What are you, Etsy? :P

He didn't fab his own silicon, package his own dies, or even machine his own connectors!

The hard (and interesting) parts are the design and testing/debugging phases. Building your own PCB to handle various RF signals at this sort of level is non-trivial in both time and money, and doesn't really gain you much.

There's no reason why it should be through-hole either, and indeed, good luck finding suitable parts in those packages. SMD manual soldering isn't particularly hard either, although time consuming. If you have a reflow or spare toaster oven, you can do it a whole lot faster too.

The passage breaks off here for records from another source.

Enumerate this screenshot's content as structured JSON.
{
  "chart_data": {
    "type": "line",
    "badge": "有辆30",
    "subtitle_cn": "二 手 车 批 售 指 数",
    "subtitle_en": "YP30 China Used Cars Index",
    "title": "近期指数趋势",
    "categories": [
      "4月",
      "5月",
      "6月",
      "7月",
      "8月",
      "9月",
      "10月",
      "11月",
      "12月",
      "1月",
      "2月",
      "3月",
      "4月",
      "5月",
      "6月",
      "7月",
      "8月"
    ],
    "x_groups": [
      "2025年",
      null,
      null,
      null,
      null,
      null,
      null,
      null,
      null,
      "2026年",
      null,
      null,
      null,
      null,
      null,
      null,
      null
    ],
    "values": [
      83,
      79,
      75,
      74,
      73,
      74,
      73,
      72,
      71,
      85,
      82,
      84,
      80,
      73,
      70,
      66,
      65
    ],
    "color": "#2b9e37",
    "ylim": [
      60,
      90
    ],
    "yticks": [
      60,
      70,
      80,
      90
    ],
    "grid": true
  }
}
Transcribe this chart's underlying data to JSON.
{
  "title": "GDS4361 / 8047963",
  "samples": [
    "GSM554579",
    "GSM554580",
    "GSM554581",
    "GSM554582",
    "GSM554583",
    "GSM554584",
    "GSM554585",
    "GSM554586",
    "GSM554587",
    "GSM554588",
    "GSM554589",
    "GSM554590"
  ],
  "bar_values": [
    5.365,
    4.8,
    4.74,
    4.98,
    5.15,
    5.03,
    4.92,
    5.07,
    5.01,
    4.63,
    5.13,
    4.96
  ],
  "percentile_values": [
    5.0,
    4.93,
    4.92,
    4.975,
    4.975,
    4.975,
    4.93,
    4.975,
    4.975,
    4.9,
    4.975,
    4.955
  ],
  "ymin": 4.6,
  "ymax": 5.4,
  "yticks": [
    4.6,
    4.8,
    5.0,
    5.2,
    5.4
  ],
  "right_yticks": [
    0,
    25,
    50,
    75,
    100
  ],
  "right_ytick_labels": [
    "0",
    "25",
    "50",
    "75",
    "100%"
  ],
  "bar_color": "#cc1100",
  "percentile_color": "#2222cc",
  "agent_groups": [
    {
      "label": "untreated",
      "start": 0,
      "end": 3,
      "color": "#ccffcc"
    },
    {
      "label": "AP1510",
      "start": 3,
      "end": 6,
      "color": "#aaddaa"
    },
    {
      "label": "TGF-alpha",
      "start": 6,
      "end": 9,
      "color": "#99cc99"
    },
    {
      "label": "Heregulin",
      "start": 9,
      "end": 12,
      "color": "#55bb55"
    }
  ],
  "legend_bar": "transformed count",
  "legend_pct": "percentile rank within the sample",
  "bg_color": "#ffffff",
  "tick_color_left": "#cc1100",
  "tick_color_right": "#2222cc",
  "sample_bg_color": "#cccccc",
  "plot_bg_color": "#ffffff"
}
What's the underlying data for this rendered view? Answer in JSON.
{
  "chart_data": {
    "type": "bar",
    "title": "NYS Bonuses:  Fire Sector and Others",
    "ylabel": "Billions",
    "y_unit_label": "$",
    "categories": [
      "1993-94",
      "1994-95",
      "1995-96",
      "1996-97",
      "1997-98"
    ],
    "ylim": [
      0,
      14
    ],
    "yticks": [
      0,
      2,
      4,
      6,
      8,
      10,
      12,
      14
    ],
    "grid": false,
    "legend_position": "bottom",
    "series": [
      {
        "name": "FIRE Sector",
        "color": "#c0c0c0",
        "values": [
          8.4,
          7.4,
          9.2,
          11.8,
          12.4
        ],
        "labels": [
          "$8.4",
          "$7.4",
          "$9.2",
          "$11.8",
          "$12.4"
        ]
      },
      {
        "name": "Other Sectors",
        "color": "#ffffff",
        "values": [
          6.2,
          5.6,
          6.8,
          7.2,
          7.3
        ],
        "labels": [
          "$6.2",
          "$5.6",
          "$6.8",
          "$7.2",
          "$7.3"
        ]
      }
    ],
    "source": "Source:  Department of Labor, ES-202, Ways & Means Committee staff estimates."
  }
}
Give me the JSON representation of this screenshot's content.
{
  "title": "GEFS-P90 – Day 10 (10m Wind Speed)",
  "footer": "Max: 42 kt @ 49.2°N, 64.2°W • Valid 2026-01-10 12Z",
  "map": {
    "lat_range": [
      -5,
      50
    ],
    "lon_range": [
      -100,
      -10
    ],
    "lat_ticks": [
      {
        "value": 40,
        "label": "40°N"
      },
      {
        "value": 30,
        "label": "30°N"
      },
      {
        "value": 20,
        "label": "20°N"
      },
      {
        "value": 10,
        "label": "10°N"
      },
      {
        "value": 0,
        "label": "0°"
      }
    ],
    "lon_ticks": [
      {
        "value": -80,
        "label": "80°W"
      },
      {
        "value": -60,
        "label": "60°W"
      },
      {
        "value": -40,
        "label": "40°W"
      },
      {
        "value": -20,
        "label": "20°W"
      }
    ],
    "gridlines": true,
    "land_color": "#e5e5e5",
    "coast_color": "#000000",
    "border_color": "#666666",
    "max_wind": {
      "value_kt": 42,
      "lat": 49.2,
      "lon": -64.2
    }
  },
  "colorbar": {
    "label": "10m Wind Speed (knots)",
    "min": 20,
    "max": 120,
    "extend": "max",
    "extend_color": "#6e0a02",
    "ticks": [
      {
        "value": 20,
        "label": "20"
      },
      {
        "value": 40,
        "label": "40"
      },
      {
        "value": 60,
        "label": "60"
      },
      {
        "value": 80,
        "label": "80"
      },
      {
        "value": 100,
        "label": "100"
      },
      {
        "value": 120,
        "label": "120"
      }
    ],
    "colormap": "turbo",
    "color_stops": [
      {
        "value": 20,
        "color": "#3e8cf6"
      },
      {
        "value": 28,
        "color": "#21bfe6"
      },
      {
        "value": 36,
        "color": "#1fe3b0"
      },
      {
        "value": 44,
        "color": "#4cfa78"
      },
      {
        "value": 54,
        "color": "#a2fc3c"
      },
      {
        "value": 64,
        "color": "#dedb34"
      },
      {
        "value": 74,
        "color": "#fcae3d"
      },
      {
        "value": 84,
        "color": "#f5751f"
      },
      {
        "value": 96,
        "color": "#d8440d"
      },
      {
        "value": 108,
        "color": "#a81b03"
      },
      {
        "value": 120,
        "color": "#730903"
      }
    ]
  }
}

I do agree, but to be fully pedantic,

  L1 and L2 are hand-wound microwave chokes with
  very high self-resonant frequency, mounted
  perpendicular to one another and clear of the
  ground plane. Wind 14 turns, air-cored, 1mm
  inside diameter from 7cm lengths of 32swg
  enamelled copper wire. Checked with the tracking
  generator on a Marconi 2383 SA, these were good
  to 4 GHz.
Doubtful you can get an FPGA of that class in a thru-hole package. The dude was smart to shop out the PCB instead of spending weeks trying screen and drill his own.
You probably can get FPGA in CPGA package that has similar performance to that Spartan3, but these things are meant for high reliability and wide temperature range military/aerospace applications (you get either THT or really funky SMT packages there) and certainly beyond the budget of most hardware companies, not to say any hobbyist.
Not like it's really that hard to solder SMD. I soldered 40-pin SMD all the time with nothing more than a fine-tip soldering iron, a syringe full of flux, and a magnifier or microscope.
Good point. Any idea what ballpark speed one would need?
Speed of the FPGA? FPGAs are given speed grades, but the actual design dictates the max speed. Different logic sections, depending on pipelining, size, which pins they are connected to can run at different speeds. You might have an overall max speed/critical path of say 50mhz, but you might be able to safely run a small section of the design at 200mhz.
But, you can make your calculations massively parallel on an FPGA. So the clock speed does not compare at all to a typical processor.
I've designed, drawn, corroded, and soldered entire soundcards, synthesizer blocks, and various systems with microprocessors, back in the day. All by hand.

To quote Linus, it's quite "studly" to operate like this, but the result is big and ugly. Fabbed PCBs are much more compact.